Having finally connected with something provoking I felt justified in heading home. The gray dived from 18% to 90% as only a winter afternoon light can and, even though it wasn't cold, the oppression of the short and parsimonious scraps of spiceless daylight was palpable. I welcomed the stingy sunset and sat back on my battered fabric car seat and listened to an old Moody Blues album as the three laned ribbon of IH35 stretched out in front of me, the hum of the tires interrupted from time to time by the little round disks placed on the edges of the lane to keep drivers awake.
What did I learn today? That sometimes you have off days and, while you probably won't know it until you suffer through them, you'd probably be best served dropping the cameras back in the bag and raking leaves or baking bread instead. I learned that walking is almost always pleasurable, even when you are in a creative funk. On the way back home I learned that Whataburger now offers whole wheat buns for their hamburgers and that jalapeños are delicious when combined with pickle slices.
I learned that more coffee does not make one see things in a more creative or visually interesting way.
I think I've come to grips with why I love the Nikon V1 so much. When I use it I preset it to "A" and leave the aperture set at the widest setting. I put the camera into the auto ISO 100-800 setting. AWB. And the only thing I manipulate is the +/- exposure compensation. It's really become my ultimate "point and shoot" camera and I don't have to think when I use it.

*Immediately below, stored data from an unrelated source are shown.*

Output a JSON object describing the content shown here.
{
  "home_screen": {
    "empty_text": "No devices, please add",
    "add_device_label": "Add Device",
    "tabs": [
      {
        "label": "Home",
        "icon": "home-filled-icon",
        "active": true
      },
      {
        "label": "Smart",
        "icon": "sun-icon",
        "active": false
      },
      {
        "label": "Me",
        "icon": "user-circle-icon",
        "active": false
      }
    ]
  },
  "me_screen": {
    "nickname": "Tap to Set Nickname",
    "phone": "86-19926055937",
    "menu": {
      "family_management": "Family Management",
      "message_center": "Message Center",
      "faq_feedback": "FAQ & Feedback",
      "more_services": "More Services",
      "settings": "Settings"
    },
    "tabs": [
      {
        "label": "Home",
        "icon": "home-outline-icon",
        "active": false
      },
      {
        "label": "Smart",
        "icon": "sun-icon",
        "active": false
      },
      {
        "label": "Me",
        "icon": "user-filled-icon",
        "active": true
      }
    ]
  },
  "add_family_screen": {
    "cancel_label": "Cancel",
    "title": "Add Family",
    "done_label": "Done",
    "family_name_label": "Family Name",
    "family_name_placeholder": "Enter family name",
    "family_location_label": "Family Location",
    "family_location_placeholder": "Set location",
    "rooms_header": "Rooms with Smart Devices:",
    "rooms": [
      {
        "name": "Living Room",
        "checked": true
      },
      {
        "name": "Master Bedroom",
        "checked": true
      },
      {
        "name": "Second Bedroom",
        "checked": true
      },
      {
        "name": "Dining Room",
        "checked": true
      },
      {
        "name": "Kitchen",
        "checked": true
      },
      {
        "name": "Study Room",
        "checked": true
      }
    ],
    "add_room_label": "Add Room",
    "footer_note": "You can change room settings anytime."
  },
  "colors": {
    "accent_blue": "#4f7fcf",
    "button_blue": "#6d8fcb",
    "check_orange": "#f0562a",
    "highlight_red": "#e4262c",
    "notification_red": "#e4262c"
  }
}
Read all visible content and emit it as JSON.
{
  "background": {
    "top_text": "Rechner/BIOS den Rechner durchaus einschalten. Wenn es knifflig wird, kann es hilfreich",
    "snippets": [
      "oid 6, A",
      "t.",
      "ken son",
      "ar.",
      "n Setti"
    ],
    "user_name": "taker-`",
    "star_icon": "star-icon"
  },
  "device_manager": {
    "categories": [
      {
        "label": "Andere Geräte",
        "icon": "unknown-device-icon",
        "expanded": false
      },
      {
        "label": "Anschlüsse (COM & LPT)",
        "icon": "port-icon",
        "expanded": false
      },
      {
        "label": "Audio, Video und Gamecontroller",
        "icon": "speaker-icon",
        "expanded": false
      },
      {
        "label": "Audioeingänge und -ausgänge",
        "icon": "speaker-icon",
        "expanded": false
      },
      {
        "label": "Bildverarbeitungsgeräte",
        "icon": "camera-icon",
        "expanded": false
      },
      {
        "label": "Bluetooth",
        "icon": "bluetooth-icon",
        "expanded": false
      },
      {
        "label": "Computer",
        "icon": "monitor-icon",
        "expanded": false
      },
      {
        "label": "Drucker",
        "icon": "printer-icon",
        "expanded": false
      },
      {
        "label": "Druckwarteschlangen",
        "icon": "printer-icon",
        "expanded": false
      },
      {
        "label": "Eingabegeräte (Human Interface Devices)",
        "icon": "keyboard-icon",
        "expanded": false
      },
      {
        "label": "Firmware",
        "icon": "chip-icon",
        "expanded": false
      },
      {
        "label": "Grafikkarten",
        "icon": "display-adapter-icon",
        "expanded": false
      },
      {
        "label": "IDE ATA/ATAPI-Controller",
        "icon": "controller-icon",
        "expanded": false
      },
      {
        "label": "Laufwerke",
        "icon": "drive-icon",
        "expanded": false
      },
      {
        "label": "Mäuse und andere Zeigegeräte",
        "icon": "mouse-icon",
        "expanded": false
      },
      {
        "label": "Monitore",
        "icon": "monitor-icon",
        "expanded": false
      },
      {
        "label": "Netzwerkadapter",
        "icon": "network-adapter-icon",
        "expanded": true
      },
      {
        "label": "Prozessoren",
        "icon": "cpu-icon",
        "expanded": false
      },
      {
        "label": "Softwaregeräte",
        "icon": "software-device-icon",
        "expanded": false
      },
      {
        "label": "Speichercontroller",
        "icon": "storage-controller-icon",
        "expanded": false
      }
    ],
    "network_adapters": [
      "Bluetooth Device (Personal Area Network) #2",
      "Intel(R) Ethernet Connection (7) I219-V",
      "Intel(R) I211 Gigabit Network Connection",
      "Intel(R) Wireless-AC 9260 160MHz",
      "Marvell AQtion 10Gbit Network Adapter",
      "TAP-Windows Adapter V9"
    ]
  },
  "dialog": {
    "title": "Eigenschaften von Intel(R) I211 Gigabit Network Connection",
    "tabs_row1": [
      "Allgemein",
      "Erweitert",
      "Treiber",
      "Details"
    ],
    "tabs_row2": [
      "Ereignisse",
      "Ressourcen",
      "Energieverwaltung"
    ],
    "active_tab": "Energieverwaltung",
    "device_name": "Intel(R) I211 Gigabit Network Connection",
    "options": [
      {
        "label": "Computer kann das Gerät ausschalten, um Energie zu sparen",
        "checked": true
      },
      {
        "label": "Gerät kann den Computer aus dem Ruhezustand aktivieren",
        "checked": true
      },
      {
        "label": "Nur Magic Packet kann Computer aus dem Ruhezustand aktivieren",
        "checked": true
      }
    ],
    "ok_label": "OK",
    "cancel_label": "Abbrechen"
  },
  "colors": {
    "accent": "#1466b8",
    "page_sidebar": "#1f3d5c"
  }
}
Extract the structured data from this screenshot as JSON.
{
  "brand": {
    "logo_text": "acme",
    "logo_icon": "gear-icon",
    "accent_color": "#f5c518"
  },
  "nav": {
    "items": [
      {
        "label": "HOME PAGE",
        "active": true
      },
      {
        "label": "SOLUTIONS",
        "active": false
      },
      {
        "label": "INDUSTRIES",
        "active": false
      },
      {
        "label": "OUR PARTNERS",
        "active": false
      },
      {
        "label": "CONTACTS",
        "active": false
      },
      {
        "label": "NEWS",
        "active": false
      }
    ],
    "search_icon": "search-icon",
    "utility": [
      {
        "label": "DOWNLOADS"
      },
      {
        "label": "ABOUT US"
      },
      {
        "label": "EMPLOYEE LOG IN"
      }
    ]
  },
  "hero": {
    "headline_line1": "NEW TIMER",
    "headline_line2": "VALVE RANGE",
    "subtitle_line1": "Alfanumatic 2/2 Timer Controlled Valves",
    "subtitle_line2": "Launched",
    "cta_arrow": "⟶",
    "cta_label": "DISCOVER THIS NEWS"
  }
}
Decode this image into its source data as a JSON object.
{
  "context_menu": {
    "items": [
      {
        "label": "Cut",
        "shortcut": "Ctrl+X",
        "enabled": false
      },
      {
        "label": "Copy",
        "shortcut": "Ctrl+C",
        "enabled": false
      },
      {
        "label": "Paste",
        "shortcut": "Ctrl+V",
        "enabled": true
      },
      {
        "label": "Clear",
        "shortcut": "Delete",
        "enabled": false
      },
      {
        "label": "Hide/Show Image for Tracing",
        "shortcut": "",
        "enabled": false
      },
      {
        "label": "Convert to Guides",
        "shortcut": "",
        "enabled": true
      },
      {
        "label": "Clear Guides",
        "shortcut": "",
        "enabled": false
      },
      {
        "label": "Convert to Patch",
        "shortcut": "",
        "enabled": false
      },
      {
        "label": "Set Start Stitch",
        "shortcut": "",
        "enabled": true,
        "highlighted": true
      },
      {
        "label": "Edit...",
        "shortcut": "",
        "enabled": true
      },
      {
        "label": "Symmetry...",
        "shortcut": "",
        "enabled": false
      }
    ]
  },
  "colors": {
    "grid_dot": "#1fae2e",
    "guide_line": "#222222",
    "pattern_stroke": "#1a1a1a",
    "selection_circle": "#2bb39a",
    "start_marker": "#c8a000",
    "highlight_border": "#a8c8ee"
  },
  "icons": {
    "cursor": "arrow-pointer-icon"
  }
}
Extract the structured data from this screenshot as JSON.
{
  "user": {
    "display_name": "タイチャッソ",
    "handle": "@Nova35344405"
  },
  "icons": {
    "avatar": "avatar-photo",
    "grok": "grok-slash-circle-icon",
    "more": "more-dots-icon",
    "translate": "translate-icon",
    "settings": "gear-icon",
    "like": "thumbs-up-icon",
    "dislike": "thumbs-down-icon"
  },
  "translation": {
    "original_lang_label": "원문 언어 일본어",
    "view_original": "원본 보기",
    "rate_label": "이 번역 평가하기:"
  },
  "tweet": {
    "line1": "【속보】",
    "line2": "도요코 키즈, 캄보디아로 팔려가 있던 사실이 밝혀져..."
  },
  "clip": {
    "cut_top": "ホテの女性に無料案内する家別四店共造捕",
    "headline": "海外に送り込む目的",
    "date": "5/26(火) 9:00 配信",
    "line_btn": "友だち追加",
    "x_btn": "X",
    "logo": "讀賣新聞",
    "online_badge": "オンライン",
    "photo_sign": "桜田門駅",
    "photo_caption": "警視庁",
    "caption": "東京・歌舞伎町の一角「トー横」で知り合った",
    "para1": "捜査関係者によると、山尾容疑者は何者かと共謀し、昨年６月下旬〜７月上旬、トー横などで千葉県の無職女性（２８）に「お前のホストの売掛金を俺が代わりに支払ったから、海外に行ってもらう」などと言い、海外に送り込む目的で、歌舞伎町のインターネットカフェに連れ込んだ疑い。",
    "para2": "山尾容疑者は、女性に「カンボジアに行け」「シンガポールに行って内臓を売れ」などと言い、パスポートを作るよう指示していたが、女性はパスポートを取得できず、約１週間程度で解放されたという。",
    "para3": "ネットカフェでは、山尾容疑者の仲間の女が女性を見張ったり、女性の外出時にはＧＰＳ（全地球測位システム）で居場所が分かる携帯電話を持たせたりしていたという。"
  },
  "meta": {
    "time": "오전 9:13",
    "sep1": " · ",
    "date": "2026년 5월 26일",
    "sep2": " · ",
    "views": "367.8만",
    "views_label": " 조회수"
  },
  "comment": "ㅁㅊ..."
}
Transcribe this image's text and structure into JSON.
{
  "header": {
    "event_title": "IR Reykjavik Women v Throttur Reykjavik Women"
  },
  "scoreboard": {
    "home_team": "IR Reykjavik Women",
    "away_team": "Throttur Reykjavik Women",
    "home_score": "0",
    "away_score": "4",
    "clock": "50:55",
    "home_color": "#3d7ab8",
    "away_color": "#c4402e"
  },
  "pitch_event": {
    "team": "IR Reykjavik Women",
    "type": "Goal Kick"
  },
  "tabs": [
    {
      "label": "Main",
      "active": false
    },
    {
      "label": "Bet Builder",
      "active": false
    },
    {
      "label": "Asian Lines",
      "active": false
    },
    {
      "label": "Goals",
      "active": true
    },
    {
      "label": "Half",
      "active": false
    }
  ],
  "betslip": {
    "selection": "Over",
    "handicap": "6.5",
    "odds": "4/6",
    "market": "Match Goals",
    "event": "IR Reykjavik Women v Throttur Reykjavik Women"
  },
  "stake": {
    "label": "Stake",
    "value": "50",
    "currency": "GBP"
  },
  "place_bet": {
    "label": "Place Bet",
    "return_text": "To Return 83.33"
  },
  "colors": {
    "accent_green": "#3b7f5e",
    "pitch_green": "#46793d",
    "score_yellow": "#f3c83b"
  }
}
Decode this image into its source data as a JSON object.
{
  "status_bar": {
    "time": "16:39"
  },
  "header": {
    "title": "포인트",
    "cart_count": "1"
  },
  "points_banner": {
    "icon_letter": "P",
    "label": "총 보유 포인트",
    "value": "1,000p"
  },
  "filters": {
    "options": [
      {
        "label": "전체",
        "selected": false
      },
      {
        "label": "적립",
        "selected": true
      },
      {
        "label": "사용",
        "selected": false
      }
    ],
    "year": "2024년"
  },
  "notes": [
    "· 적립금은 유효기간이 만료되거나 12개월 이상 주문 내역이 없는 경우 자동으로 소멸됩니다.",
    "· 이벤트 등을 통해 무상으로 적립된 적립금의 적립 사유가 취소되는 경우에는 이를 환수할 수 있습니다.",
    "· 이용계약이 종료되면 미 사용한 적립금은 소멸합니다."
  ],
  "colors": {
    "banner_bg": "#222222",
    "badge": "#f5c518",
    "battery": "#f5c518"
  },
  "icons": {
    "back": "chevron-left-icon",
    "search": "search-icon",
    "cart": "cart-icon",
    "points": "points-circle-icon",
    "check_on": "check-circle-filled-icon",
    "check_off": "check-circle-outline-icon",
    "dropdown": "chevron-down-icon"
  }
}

The GH2 is capable of so much fine tuning that the potential creates an impetus to meddle and control. And I always feel like there's just one more thing I should set. While both cameras are capable of very good images the GH2 is less transparent during the process of taking a photograph while the Nikon V1 is becoming more and more transparent. It's no wonder photographers who've taken the leap love the V1. It gives them permission to take a vacation from total control. And sometimes we need that.
I came into Austin just in time to have home made minestrone with the family and to savor a glass of red wine. Then I walked into my office to look at today's photographs. I was disappointed but not defeated. I think it's instructive to feel the world and my mind push back. Next time out I won't take making fun images for granted.
Dear Nikon, Please come out with an 18mm f2.0 lens for the Series One cameras tomorrow. I swear I'll buy at least one. KT
Finally, since I mentioned Claude Levi Strauss I have to toss out one of my favorite quotes attributed to him: "I have never known so much naive conviction allied to greater intellectual poverty." I've never found the actual usage but I love the phrase. I think of it whenever I read something particularly passionate and totally uninformed on one of the photographic forums...
"One fallow day doesn't make a famine." (mine.)